Homeschooled: A Memoir
Stefan Merrill Block. Hanover Square, $30 (288p) ISBN 978-1-3350-0098-9
Novelist Block (Life Lessons) delivers a wrenching account of his traumatic homeschooling in suburban Texas. Block’s eccentric, emotionally fragile mother convinced him at a young age that he would be “the next Charles Dickens,” and homeschooled him beginning at age nine in an attempt to protect him from being stifled by a traditional education.
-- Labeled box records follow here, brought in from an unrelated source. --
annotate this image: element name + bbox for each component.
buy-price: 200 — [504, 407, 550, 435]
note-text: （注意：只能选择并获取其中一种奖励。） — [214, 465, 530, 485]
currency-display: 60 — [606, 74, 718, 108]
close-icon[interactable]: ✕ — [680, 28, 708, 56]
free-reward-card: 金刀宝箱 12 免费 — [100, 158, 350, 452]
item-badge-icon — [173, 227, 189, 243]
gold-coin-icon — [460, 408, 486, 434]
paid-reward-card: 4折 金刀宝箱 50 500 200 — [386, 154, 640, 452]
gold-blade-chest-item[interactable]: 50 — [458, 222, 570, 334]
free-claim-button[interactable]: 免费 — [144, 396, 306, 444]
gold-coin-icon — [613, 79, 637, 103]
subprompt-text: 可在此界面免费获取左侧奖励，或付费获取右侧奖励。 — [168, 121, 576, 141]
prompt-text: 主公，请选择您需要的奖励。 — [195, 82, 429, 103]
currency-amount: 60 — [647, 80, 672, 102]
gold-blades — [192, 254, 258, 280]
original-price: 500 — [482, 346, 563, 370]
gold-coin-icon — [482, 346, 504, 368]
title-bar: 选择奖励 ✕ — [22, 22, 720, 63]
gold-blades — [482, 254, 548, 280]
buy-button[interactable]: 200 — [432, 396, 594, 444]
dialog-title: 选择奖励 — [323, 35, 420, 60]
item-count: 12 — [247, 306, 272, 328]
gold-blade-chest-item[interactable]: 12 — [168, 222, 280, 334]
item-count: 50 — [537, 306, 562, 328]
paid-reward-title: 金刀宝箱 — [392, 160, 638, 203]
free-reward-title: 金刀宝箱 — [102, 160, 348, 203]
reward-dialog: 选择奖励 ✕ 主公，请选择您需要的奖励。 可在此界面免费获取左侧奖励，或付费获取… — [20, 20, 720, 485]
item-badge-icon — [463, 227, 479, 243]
Her insistence on “rescuing” Block’s creativity led to bizarre pedagogical experiments, including forcing him to crawl like a baby to test his motor control at age 12. Though he occasionally excelled, especially in math, Block paints a portrait of a childhood warped by codependency and unmet emotional needs. “Mom wanted only to hide away with everything she held dear,” he writes, theorizing that this yearning was instilled in her by a childhood bout with polio. “It was exactly that hiding, and that holding too close, that took everything from her.” He resists sensationalism or blanket indictments of homeschooling, but his testimony offers a sobering glimpse into what lobbyists have wrought by convincing politicians to strip away federal oversight in the name of “parental freedom.” Lyrical, harrowing, and politically pointed, this is both a moving coming-of-age story and a clarion call for reform. Agent: Katherine Fausset, Curtis Brown. (Jan.)